I’m deploying vault on EKS using the official helm chart with KMS auto-unseal and postgres as storage backend and the process is something like this; when vault is first deployed a kubernetes job is run to initialize it, the job uses the
root_token from the initialize response to authenticate itself and enable k8s auth method. This job runs in a service-account called
The job reads the
vault-initializer's serviceaccount token and passes it to vault to be used for token review.
Now everything works as expected and pods can authenticate with vault using their service-account tokens but now I disable the vault helm chart and reinstall it, vault comes up and auto-unseals and is already configured and initialized but when pods try to authenticate I get the error:
auth.kubernetes.auth_kubernetes_dc20e31e: login unauthorized due to: lookup failed: service account unauthorized; this could mean it has been deleted or recreated with a new token
The problem here, as I understand it, is that my
vault-initializer serviceaccount has been recreated with a new token and vault can’t authenticate other pods using the old token.
So my question is really this, how do I now update the vault configuration to use my new service-account token for token_review?
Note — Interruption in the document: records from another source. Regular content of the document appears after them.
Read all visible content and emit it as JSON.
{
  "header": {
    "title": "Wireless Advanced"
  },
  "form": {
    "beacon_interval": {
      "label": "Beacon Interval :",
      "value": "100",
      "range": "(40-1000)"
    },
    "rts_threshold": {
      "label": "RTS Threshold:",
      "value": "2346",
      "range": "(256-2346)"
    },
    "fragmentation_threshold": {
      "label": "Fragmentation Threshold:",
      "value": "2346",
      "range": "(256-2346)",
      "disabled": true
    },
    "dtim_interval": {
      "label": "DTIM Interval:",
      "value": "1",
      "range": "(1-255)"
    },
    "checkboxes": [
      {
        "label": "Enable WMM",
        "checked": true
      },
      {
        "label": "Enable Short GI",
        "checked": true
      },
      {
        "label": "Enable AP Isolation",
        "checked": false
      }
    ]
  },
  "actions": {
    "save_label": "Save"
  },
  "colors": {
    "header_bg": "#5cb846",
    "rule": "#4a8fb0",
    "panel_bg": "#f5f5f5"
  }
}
I cannot authenticate with vault using serviceaccount anymore and the job that had the root token to authenticate is dead and gone. Am I missing some steps here that would simplify this or am I doing something fundamentally wrong? Should I be saving my root token somewhere for this purpose, am I forever locked out if I lose it? What is the purpose of the auto-unseal if the rest of the vault configuration cannot survive redeployment?